A decir verdad, reinaba una inusual tranquilidad en la misión. Erika supuso que Klara inspiraba cierto miedo a las gentes de allí. Los esclavos empequeñecían en presencia de Klara, y eso que no les había hecho nada. Pese a su imponente tamaño, Klara era una buena persona.

Además, a Erika le pesaba otro asunto en el corazón.

—¿Josefa dejó por casualidad una nota para mí? O… ¿o alguien se ha puesto en contacto con la misión?

Klara arrugó la frente, pensativa, y luego se limitó a responder, sin mayores explicaciones:

—No.

Erika se derrumbó de pura tristeza: Reinhard no se había puesto en contacto con la misión en la ciudad.

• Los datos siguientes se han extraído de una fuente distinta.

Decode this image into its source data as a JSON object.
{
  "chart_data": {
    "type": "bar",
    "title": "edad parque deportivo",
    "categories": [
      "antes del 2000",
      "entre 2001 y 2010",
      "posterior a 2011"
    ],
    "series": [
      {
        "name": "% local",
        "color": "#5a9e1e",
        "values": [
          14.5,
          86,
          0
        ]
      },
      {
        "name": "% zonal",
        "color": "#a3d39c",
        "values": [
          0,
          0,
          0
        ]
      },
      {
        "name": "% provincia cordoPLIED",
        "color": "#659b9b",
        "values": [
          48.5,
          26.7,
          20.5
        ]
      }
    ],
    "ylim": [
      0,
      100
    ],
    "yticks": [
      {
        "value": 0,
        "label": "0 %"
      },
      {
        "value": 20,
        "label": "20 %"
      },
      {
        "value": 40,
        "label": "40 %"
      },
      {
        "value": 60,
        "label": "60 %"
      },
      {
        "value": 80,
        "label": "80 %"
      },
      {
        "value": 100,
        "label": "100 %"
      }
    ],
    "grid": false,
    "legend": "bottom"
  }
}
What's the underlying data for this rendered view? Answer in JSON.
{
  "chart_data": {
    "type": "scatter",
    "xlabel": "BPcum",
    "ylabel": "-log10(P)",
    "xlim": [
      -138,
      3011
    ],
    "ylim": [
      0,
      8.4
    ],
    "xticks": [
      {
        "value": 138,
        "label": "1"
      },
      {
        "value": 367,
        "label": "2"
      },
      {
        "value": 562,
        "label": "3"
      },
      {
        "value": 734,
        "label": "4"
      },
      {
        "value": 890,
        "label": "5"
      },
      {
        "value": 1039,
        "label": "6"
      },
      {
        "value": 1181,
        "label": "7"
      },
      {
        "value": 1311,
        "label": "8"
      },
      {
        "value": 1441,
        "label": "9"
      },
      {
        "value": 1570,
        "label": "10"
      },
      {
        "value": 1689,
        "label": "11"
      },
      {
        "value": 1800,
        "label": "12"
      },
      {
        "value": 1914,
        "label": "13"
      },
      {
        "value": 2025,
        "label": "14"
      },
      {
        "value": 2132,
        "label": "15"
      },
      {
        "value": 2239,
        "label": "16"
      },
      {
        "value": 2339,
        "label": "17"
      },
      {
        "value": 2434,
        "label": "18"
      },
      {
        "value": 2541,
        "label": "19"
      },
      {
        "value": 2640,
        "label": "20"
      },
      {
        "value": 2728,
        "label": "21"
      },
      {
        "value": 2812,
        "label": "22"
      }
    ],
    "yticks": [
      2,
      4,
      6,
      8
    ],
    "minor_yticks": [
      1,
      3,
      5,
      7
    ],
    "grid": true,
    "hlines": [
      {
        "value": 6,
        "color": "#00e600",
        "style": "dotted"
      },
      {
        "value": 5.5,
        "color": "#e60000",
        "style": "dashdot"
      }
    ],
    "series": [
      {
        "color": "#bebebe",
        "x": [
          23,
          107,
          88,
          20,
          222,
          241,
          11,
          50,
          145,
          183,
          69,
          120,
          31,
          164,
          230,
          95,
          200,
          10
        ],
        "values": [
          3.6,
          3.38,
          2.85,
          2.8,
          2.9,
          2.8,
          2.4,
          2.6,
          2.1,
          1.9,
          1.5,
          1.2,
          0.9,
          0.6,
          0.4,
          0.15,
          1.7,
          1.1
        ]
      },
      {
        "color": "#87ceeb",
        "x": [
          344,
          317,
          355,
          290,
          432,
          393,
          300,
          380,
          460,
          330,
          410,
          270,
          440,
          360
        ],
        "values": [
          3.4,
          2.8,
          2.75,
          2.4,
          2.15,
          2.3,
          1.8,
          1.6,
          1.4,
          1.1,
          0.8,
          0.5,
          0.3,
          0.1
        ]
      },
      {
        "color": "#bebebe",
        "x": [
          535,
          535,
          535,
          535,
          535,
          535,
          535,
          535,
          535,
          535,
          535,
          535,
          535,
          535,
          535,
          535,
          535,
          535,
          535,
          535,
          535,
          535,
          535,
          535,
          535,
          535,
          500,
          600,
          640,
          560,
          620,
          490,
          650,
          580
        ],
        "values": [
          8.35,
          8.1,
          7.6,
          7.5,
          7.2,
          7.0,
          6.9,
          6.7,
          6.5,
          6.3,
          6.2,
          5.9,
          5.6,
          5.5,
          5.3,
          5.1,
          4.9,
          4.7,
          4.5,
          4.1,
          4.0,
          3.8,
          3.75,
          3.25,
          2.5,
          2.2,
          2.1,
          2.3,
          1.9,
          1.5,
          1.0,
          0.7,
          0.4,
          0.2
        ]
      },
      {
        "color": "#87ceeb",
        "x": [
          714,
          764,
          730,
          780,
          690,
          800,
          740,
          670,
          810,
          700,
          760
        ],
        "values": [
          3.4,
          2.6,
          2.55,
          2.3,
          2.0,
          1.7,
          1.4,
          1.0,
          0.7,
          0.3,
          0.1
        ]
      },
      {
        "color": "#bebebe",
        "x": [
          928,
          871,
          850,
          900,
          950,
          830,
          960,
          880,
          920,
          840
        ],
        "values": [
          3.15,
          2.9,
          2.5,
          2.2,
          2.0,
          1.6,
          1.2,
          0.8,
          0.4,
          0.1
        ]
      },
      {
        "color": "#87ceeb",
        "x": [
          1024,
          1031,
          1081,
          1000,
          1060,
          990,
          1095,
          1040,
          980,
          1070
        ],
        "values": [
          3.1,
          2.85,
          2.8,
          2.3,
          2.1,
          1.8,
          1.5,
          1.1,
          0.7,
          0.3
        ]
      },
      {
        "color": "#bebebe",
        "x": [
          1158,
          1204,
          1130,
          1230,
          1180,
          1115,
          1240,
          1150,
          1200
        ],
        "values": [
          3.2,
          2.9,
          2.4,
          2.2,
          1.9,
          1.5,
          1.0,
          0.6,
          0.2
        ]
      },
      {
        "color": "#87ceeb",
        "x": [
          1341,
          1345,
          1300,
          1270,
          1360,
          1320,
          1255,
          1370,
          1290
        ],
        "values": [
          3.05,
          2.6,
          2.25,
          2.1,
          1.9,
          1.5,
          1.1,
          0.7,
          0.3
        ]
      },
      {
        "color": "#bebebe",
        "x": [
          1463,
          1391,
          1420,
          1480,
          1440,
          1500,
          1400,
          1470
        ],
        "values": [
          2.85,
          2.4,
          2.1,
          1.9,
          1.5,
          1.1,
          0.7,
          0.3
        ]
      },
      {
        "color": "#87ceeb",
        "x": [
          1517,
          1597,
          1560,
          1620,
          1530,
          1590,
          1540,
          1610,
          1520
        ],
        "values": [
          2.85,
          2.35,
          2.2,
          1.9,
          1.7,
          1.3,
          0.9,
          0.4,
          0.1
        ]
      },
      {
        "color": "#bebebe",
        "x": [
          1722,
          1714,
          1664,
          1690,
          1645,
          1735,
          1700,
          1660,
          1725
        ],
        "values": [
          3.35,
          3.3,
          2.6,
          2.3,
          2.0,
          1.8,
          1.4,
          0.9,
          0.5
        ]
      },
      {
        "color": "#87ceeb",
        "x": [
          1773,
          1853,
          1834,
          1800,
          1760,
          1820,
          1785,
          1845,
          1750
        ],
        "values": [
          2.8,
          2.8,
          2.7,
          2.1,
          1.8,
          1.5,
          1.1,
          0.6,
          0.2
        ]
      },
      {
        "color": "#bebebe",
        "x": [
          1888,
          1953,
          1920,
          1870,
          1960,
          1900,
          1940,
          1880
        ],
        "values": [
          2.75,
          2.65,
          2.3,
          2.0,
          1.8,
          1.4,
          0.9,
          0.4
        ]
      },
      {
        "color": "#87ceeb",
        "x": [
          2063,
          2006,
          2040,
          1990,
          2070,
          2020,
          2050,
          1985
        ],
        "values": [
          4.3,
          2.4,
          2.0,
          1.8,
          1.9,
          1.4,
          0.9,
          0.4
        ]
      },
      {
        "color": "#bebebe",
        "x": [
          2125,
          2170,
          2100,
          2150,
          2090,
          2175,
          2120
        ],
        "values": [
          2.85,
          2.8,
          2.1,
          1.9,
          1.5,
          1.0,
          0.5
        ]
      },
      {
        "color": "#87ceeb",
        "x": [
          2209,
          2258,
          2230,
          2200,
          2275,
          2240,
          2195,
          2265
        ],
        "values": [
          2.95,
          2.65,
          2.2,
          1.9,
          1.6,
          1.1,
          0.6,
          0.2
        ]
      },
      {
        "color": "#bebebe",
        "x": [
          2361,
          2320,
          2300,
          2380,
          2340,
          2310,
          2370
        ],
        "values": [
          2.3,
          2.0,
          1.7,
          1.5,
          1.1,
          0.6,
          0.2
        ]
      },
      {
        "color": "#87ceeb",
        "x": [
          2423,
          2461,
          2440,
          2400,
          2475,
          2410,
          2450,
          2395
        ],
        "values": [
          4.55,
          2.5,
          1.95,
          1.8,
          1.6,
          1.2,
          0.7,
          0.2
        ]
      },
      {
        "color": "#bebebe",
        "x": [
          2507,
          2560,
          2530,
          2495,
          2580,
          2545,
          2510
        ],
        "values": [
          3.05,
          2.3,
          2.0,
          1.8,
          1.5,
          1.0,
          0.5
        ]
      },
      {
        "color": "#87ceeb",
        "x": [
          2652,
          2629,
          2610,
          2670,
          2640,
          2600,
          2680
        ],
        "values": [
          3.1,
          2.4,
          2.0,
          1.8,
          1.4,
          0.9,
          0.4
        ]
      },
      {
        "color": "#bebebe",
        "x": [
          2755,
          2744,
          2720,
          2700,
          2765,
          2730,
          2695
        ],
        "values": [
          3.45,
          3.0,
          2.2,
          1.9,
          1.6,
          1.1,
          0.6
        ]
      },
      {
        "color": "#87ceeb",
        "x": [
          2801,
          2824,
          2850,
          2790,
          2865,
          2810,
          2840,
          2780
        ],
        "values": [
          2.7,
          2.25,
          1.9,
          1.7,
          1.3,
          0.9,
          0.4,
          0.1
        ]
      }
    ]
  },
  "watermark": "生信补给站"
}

—¿Esperas noticias, hermana?

La expresión melancólica de Erika debió de conmover a Klara.

—Sí, en realidad sí. Esperaba que mi marido Reinhard se hubiera puesto en contacto con la misión. Se fue al interior del país hace más de dos años y no tengo noticias suyas desde entonces.

—Vaya. —Klara enarcó las cejas y lanzó una mirada de desaprobación hacia la abultada barriga de Erika.

Erika agachó la cabeza, avergonzada. No podía ni quería explicárselo a Klara.

—¿Reinhard, dices? Ya. —Klara tomó asiento en una de las camas, que, bajo su peso, se curvó con un chirrido—. Una vez llegó un mensaje desde Batavia, debe de hacer un año. El hermano escribía que necesitaba apoyo. Yo no sabía de ningún otro hermano al que nadie echase en falta o que estuviera en paradero desconocido desde que estoy aquí…

—¿Batavia? —preguntó Erika, esperanzada—. ¿Eso es una misión en el río Coppename? Entonces podría…

Klara se levantó, apoyó las manos sobre las caderas y clavó la mirada en Erika con severidad.

—Hermana, ¿cuánto tiempo llevas en el país?

—Aproximadamente dos años.

Klara soltó un bufido.

—Por lo que veo, no has aprendido mucho… —Su voz reflejaba un tono de reproche inconfundible—. Batavia es un puesto de la misión, sí, pero es una leprosería. ¡Así que ni se te ocurra ir!

—¿Leprosería? —Erika palideció—. Pero…

—No hay peros que valgan, jovencita, todo el que va… A la gobernación de la colonia no le gusta que nadie vaya allí.

—Pero de alguna manera hay que averiguar si Reinhard está realmente en Batavia.

Klara se balanceó un poco y reflexionó.

—Podríamos intentarlo con una carta.

—¿Una carta? —Erika soltó un bufido—. Hace casi dos años que no sé nada de mi marido. A lo mejor está enfermo o necesita mi ayuda. ¡Tengo que ir!

—Entonces piénsate bien cómo hacerlo, sobre todo porque no deberías viajar en tu… estado.

Erika se miró, sintiéndose culpable. El niño. Seguía sin pensar en el embarazo aunque, por supuesto, ya no podía ocultarlo. A Klara se le suavizó la expresión del rostro.

—Mientras tanto, puedes ayudarme aquí.